Sesuai prospektus, dana tersebut direncanakan dipakai untuk belanja modal perseroan sebesar Rp12,99 miliar atau 8,5 persen, dan sisanya Rp139,63 miliar atau 91,5 persen untuk modal kerja. Per 31 Desember 2025, realisasi belanja modal sudah mencapai Rp12,99 miliar, sama persis dengan rencana awal, atau setara 11,72 persen dari total dana yang sudah dipakai. Modal kerja sudah terealisasi Rp97,86 miliar atau 88,28 persen dari total realisasi, sehingga total dana yang sudah digunakan perseroan mencapai Rp110,85 miliar.

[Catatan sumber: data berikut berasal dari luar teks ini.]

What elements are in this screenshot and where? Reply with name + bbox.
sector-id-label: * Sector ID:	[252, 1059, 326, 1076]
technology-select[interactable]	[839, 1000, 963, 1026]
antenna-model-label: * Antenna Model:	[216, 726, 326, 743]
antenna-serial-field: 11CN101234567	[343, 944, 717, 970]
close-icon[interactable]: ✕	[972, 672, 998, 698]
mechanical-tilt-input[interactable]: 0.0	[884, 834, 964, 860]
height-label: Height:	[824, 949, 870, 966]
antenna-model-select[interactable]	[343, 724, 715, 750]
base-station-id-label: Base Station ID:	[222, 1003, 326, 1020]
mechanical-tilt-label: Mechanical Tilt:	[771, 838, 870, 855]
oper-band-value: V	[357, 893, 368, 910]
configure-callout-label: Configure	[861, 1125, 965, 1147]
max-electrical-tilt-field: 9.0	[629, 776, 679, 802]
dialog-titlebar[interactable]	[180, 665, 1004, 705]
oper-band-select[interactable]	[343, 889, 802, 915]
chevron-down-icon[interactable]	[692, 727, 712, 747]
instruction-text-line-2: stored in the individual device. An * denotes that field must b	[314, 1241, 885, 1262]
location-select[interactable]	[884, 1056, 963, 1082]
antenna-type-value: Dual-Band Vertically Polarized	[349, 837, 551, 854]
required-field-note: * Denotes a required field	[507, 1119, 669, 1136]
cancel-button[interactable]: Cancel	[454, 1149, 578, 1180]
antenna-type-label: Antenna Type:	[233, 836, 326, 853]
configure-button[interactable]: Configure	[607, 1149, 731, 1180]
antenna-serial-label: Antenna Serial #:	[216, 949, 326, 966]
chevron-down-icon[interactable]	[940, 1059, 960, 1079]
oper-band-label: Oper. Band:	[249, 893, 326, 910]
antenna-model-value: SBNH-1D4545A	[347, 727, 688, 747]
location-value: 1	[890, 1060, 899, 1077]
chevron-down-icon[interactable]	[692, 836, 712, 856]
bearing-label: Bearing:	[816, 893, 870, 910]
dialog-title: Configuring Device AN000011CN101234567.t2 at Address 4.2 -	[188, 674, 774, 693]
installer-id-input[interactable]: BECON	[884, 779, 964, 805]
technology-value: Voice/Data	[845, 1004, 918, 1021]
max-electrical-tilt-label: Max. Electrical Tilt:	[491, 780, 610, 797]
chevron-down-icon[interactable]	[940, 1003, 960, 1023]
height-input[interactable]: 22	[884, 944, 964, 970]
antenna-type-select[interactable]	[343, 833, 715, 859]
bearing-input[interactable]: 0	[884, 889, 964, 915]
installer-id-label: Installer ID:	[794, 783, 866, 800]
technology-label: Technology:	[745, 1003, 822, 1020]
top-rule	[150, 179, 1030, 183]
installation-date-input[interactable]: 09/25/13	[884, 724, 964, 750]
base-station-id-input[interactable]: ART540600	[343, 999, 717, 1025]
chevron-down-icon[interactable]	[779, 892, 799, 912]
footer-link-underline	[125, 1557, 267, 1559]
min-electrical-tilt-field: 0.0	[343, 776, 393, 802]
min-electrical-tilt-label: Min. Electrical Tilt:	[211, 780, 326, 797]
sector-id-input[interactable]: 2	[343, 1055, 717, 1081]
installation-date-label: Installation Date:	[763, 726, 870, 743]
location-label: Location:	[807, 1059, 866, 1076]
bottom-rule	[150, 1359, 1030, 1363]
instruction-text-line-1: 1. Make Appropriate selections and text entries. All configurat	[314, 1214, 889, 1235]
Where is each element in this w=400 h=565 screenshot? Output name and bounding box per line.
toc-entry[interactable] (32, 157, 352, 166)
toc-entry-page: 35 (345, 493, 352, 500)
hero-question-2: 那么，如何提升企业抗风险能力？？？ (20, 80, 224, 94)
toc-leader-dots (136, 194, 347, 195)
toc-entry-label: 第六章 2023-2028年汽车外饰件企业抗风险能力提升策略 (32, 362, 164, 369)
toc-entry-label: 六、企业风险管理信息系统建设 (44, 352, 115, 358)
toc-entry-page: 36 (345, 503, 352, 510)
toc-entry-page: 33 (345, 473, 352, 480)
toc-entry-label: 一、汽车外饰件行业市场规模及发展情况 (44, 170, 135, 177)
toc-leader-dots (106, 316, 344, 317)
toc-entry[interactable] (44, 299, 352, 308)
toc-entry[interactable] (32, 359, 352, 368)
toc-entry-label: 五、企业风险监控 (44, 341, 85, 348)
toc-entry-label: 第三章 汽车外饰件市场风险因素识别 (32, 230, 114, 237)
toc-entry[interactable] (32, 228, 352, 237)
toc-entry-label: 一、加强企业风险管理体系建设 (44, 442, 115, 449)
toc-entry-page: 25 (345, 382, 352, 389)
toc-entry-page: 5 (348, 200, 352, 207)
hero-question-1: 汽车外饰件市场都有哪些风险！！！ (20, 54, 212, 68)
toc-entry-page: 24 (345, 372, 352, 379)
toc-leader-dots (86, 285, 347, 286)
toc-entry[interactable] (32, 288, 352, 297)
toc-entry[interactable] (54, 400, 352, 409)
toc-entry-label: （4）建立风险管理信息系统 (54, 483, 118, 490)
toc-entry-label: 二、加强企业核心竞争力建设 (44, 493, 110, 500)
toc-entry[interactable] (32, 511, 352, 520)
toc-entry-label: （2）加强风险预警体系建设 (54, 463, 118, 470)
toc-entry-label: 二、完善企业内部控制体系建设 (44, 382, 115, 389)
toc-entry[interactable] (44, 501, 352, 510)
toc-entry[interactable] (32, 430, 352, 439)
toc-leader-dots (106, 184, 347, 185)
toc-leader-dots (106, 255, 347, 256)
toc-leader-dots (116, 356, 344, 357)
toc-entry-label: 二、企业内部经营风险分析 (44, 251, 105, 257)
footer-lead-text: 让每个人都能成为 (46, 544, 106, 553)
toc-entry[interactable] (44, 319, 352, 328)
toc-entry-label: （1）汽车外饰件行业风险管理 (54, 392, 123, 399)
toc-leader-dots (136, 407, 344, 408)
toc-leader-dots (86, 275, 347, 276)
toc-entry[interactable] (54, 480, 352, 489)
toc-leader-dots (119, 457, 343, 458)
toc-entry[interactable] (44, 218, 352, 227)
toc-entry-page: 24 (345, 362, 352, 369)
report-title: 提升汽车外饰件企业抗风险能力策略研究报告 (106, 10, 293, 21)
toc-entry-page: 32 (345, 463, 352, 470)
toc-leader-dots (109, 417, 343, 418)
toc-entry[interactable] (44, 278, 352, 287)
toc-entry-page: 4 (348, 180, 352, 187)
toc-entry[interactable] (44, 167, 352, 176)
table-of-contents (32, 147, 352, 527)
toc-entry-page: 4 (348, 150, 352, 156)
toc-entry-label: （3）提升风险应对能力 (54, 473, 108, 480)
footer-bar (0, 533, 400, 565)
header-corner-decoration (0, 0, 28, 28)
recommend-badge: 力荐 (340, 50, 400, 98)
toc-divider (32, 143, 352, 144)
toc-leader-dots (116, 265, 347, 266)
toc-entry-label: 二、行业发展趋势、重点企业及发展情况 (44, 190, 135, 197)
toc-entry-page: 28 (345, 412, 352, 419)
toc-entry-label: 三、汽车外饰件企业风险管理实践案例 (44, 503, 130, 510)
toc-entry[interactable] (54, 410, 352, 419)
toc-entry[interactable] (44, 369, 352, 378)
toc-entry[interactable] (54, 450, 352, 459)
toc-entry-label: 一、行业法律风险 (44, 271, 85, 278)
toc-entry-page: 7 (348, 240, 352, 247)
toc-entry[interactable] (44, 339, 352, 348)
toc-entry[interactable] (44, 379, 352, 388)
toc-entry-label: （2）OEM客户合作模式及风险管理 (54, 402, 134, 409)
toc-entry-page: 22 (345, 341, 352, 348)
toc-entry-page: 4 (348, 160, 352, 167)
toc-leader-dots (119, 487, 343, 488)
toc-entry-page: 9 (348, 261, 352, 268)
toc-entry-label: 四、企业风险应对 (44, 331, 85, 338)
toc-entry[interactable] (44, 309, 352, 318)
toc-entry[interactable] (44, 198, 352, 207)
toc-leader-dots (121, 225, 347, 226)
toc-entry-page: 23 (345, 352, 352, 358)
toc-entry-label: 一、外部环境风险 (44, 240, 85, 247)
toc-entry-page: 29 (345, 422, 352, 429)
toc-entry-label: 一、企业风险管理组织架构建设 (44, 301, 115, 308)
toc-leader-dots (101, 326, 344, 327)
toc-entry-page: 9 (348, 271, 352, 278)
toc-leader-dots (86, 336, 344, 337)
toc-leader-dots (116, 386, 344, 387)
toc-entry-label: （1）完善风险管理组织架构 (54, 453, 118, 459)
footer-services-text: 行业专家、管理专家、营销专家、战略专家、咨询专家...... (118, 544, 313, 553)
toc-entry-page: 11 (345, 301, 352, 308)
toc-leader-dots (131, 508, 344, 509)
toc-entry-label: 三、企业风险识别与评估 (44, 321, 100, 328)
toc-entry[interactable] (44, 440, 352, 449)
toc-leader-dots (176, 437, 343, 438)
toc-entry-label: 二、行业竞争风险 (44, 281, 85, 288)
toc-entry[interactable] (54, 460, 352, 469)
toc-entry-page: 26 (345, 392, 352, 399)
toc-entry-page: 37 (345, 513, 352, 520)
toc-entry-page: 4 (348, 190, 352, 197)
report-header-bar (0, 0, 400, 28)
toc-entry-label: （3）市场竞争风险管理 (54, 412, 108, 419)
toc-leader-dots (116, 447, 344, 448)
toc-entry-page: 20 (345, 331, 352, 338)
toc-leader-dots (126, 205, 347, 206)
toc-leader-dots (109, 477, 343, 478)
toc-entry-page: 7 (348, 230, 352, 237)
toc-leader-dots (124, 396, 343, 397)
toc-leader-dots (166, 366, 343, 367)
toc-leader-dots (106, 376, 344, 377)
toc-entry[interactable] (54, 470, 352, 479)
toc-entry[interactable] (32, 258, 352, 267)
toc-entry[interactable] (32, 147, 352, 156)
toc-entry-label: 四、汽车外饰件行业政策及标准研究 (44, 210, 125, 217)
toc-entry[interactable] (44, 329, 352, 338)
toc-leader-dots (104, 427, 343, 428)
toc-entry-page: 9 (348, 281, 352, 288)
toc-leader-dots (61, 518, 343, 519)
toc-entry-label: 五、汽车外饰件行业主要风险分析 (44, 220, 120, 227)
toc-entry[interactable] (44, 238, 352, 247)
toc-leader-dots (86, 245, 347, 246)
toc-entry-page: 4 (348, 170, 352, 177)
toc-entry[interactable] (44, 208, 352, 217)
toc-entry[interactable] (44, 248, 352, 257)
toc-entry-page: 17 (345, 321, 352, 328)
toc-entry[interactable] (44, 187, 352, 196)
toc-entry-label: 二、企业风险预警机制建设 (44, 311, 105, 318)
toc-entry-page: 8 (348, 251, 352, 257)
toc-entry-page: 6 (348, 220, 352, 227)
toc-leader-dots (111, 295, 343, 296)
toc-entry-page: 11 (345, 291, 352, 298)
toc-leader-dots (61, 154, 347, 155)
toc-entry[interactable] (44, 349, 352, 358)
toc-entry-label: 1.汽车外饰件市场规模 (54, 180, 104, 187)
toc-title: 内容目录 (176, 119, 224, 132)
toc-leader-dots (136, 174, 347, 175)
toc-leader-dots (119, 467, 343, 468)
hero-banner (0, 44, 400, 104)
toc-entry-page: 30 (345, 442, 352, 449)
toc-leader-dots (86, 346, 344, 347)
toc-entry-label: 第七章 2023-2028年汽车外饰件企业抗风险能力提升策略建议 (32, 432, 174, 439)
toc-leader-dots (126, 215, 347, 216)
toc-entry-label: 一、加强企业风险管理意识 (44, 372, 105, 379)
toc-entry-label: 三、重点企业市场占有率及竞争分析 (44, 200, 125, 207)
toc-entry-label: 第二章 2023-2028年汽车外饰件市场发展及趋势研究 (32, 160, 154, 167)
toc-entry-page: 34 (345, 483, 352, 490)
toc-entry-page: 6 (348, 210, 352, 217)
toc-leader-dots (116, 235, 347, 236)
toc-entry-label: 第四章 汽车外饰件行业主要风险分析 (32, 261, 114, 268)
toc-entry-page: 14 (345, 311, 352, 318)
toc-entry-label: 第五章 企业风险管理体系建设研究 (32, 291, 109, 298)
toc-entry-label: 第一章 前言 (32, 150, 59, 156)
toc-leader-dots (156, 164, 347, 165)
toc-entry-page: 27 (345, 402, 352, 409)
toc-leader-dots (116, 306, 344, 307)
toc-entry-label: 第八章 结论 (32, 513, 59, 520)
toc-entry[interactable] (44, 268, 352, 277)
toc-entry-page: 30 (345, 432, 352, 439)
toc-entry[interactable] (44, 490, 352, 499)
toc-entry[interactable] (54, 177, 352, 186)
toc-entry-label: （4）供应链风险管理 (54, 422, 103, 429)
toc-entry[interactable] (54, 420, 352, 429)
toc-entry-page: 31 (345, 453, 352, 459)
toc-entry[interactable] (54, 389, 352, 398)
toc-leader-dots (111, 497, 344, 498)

Dengan demikian masih ada sisa dana Rp41,77 miliar yang belum digunakan per 31 Desember 2025. Dana ini ditempatkan dalam bentuk giro di PT Bank DKI dengan bunga 0,25 persen, jangka waktu penempatan satu bulan yang diperpanjang otomatis atau rollover, baik untuk pokok maupun bunganya. Bank DKI disebutkan sebagai pihak ketiga tanpa hubungan afiliasi dengan perseroan.